En la génesis de todo están las visiones estereotipadas o directamente falsas sobre la historia de los últimos 30 años, las que, en los hechos, niegan que haya habido una transición de la dictadura a la democracia. La síntesis de ello ha sido el afán de las izquierdas por demostrar que la Constitución vigente es la misma que firmó Pinochet en 1980, y que, por ende, conserva el estigma de la ilegitimidad de origen. Nada esencial, pues, habría cambiado. Llevada esa mirada hasta las últimas consecuencias, habría que concluir que todos los presidentes de la República que hemos elegido desde 1989 han sido ilegítimos, y que estarían insanablemente viciados todos los procesos institucionales que hubo desde entonces.

Como dijo Sergio Micco, si la Constitución que firmó Pinochet estuviera vigente, el Partido Comunista estaría legalmente proscrito. Además, podemos agregar, no habría elecciones periódicas, libres y competitivas; no estaría garantizada la división de poderes del Estado; carecerían de resguardo las garantías individuales y no estaría protegido el ejercicio de las libertades. Si Boric llegó a ser Presidente, es porque el texto de 1980 quedó en el camino; su autoridad está protegida por las normas constitucionales que hoy rigen.

Vivimos en una democracia consolidada, fruto de una larga faena de construcción que respaldó la mayoría del país, y que debe mucho al sentido nacional con que actuaron las fuerzas políticas que pusieron sus cimientos. La transición que partió con Patricio Aylwin evitó nuevos desgarramientos, creó condiciones para la acumulación de reformas en todos los terrenos, incluido el constitucional, y abrió una ruta de progreso económico y social.

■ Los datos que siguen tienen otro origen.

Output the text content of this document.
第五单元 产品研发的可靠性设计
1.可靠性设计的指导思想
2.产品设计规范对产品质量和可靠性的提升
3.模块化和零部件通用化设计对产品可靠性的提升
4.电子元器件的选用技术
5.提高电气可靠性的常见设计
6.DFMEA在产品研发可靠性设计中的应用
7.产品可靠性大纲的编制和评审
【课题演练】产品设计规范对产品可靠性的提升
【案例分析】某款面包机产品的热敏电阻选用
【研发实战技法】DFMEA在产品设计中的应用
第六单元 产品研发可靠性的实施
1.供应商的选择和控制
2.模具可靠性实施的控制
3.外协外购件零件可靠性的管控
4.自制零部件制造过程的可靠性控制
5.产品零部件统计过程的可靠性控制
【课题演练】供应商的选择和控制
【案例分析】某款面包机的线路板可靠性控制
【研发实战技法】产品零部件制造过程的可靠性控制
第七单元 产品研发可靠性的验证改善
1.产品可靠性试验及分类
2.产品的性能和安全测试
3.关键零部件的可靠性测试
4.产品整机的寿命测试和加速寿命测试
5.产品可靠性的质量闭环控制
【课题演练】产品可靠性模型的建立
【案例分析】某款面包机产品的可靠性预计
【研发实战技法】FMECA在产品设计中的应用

Lamentablemente, el país perdió el paso en octubre de 2019 como consecuencia de la revuelta antidemocrática. Se potenciaron entonces las simplificaciones supuestamente progresistas sobre la justicia social, y resurgieron las antiguas supersticiones revolucionarias sobre cómo crear un mundo feliz. Se debilitó la lealtad con la democracia, y en ello influyó el vacío dejado por los partidos de centroizquierda y centroderecha, que convergieron en el pasado para asegurar el éxito de la reconstrucción democrática y potenciar la colaboración entre el mercado y el Estado como instrumento de progreso, pero que luego, por diversas razones, “se fueron quedando en silencio”.

La Convención funcionó como si estuviera en un país en ruinas, en el que se podía imaginar cualquier cosa. Escuchar a los gestores del proyecto de la Convención, y luego leer lo que escribieron, ha sido una elocuente prueba de que las creencias pueden llegar a ser refractarias a la realidad. Lo prueban las pasiones identitarias, aunque se ha comprobado que allí también funcionan los cálculos de poder. ¿Cómo desconocer, por ejemplo, que el indigenismo es una lógica corporativista que asegura grandes dividendos? De cualquier modo, no sirve validar el fervor sectario en nombre de la justicia. Ello ha estado en el origen de muchas equivocaciones trágicas en la historia.

Necesitamos perfeccionar las reglas de la convivencia en libertad. La Constitución debe cobijarnos a todos, o simplemente no será viable. Intentar imponer un programa a través de sus normas es el camino del conflicto indefinido.

No podemos ver a Chile como un laboratorio en el que se pueden experimentar, una y otra vez, variadas fórmulas constituyentes. ¿Una nueva Convención? Parece humor negro. Es hora de apostar por la estabilidad. En tal sentido, es mejor no proponer nuevos plebiscitos en el caso de que triunfe el Rechazo, y asegurar, en cambio, que el Congreso Nacional cumpla con sus obligaciones.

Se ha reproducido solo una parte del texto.